We all worry; it is a normal part of being human. But how much worry is too much? Where is the line between what is normal, and what may need extra attention with the help of a trained therapist? To answer these questions, we should consider the role that worry plays in our lives.
Like all emotions, worry sometimes serves an incredibly important purpose. Worry is actually quite helpful when it comes to risk assessment and decision-making. If we didn’t worry about consequences, we would likely get ourselves into a lot of trouble (and possibly danger) by making impulsive choices with no thought of the long term impact. Having that small degree of worry is useful in helping to keep us safe and make effective decisions.
Unfortunately, there is a point where worry ceases to be helpful and starts to impede our lives.

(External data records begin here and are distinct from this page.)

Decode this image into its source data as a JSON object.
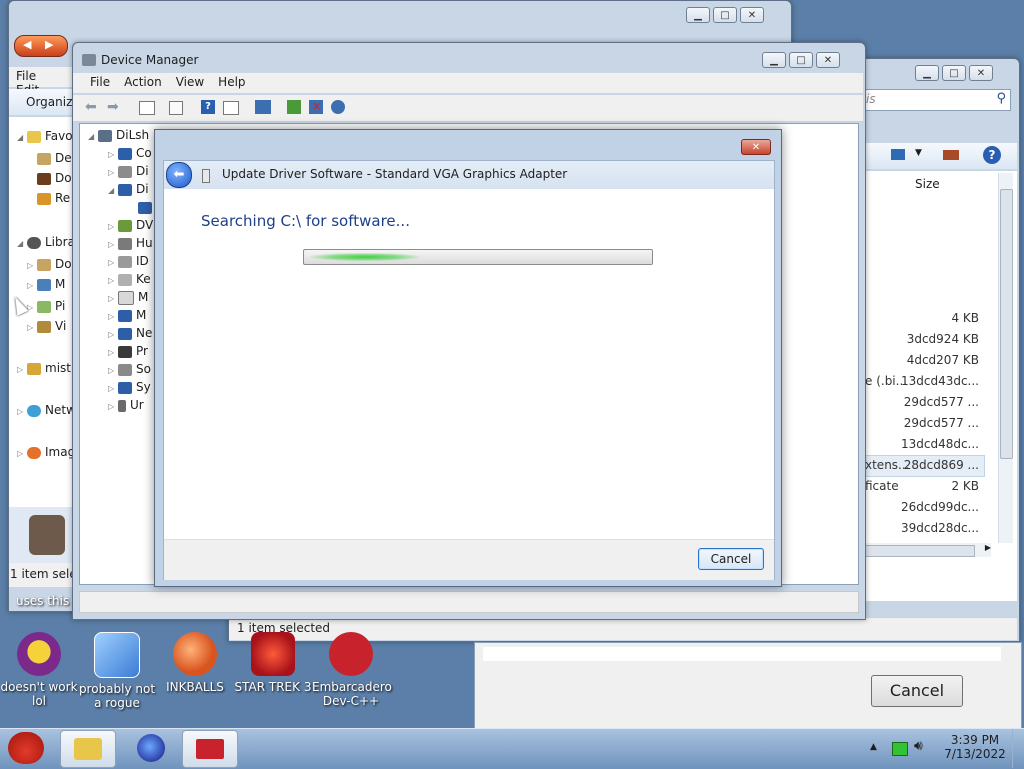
{
  "explorer_back": {
    "menu": [
      "File",
      "Edit"
    ],
    "organize_label": "Organize",
    "nav": [
      {
        "label": "Favo",
        "icon": "star-icon"
      },
      {
        "label": "De",
        "icon": "folder-icon"
      },
      {
        "label": "Do",
        "icon": "folder-icon"
      },
      {
        "label": "Re",
        "icon": "folder-icon"
      },
      {
        "label": "Libra",
        "icon": "library-icon"
      },
      {
        "label": "Do",
        "icon": "folder-icon"
      },
      {
        "label": "M",
        "icon": "music-icon"
      },
      {
        "label": "Pi",
        "icon": "pictures-icon"
      },
      {
        "label": "Vi",
        "icon": "video-icon"
      },
      {
        "label": "mist",
        "icon": "homegroup-icon"
      },
      {
        "label": "Netw",
        "icon": "network-icon"
      },
      {
        "label": "Imag",
        "icon": "image-icon"
      }
    ],
    "status": "1 item selec"
  },
  "explorer_right": {
    "search_placeholder": "is",
    "size_header": "Size",
    "rows": [
      {
        "left": "",
        "size": "4 KB"
      },
      {
        "left": "",
        "size": "3dcd924 KB"
      },
      {
        "left": "",
        "size": "4dcd207 KB"
      },
      {
        "left": "e (.bi...",
        "size": "13dcd43dc..."
      },
      {
        "left": "",
        "size": "29dcd577 ..."
      },
      {
        "left": "",
        "size": "29dcd577 ..."
      },
      {
        "left": "",
        "size": "13dcd48dc..."
      },
      {
        "left": "xtens...",
        "size": "28dcd869 ..."
      },
      {
        "left": "ficate",
        "size": "2 KB"
      },
      {
        "left": "",
        "size": "26dcd99dc..."
      },
      {
        "left": "",
        "size": "39dcd28dc..."
      }
    ],
    "status": "1 item selected"
  },
  "device_manager": {
    "title": "Device Manager",
    "menu": [
      "File",
      "Action",
      "View",
      "Help"
    ],
    "tree": [
      {
        "label": "DiLsh",
        "icon": "computer-icon"
      },
      {
        "label": "Co",
        "icon": "computer-icon"
      },
      {
        "label": "Di",
        "icon": "disk-icon"
      },
      {
        "label": "Di",
        "icon": "display-icon"
      },
      {
        "label": "",
        "icon": "display-adapter-icon"
      },
      {
        "label": "DV",
        "icon": "dvd-icon"
      },
      {
        "label": "Hu",
        "icon": "hid-icon"
      },
      {
        "label": "ID",
        "icon": "ide-icon"
      },
      {
        "label": "Ke",
        "icon": "keyboard-icon"
      },
      {
        "label": "M",
        "icon": "mouse-icon"
      },
      {
        "label": "M",
        "icon": "monitor-icon"
      },
      {
        "label": "Ne",
        "icon": "network-adapter-icon"
      },
      {
        "label": "Pr",
        "icon": "processor-icon"
      },
      {
        "label": "So",
        "icon": "sound-icon"
      },
      {
        "label": "Sy",
        "icon": "system-icon"
      },
      {
        "label": "Ur",
        "icon": "usb-icon"
      }
    ]
  },
  "dialog": {
    "title": "Update Driver Software - Standard VGA Graphics Adapter",
    "status_text": "Searching C:\\ for software...",
    "progress": 0.35,
    "cancel_label": "Cancel"
  },
  "background_dialog": {
    "cancel_label": "Cancel"
  },
  "desktop": {
    "partial_label": "uses this",
    "icons": [
      {
        "label": "doesn't work lol",
        "icon": "yahoo-messenger-icon",
        "color": "#7b2a8c"
      },
      {
        "label": "probably not a rogue",
        "icon": "settings-app-icon",
        "color": "#3a7bd5"
      },
      {
        "label": "INKBALLS",
        "icon": "inkballs-icon",
        "color": "#d9541e"
      },
      {
        "label": "STAR TREK 3",
        "icon": "star-trek-icon",
        "color": "#a8121a"
      },
      {
        "label": "Embarcadero Dev-C++",
        "icon": "dev-cpp-icon",
        "color": "#c8232c"
      }
    ]
  },
  "taskbar": {
    "buttons": [
      {
        "icon": "angry-birds-icon"
      },
      {
        "icon": "explorer-folder-icon"
      },
      {
        "icon": "firefox-icon"
      },
      {
        "icon": "device-manager-toolbox-icon"
      }
    ],
    "time": "3:39 PM",
    "date": "7/13/2022"
  },
  "colors": {
    "accent_blue": "#0046d5",
    "dialog_heading": "#1e3f8a",
    "progress_green": "#3fcf3f",
    "desktop_bg": "#5b7fa8"
  }
}
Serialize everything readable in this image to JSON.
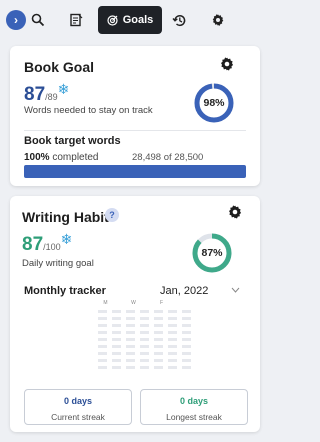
{
  "toolbar": {
    "collapse_icon": "chevron-right",
    "goals_label": "Goals"
  },
  "book_goal": {
    "title": "Book Goal",
    "count": "87",
    "count_total": "/89",
    "snowflake": "❄",
    "caption": "Words needed to stay on track",
    "ring_percent": 98,
    "ring_label": "98%",
    "target_title": "Book target words",
    "completed_percent": "100%",
    "completed_word": "completed",
    "words_summary": "28,498 of 28,500",
    "progress_fraction": 1.0
  },
  "writing_habit": {
    "title": "Writing Habit",
    "help": "?",
    "count": "87",
    "count_total": "/100",
    "snowflake": "❄",
    "caption": "Daily writing goal",
    "ring_percent": 87,
    "ring_label": "87%",
    "tracker_title": "Monthly tracker",
    "month": "Jan, 2022",
    "weekday_labels": [
      "M",
      "W",
      "F"
    ],
    "current_streak_value": "0 days",
    "current_streak_label": "Current streak",
    "longest_streak_value": "0 days",
    "longest_streak_label": "Longest streak"
  },
  "colors": {
    "accent_blue": "#3a62b8",
    "ring_green": "#3fa98a",
    "current_streak": "#2b4e96",
    "longest_streak": "#2e9e78"
  }
}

To understand whether or not you are that point, think about the ways in which worry impacts your life. We classify things as “disorders” when they start to interfere with the functioning of one’s life. Has worry started to make your world smaller? For example, do you decline social invitations because of the worry about meeting new people or being in new environments? Do you avoid even reasonable risks because of your concerns about what might happen? While these may not seem like a significant things, they are examples of making your world smaller because of your worry. Perhaps you have goals and aspirations for your life that you don’t work towards because of the worry associated with them. If some of these examples fit for you, then your worry may have crossed the line into something that really needs to be addressed.
With the help of a trained cognitive behavioral (CBT) therapist, you can learn to better understand your worry and where it comes from. You will gain the tools you need to differentiate between justified and unjustified worry, and how to start taking steps to making your world as big as you want it to be. We don’t want to entirely eliminate worry from our lives because of the protective role that it can play; we need to experience it in a way that we can listen to it and act as needed when appropriate. What we don’t want is for our lives to be governed and our choices to be dictated by our worry. If your worry has started to cross the line and has become a roadblock to your goals, then that is the time to seek help.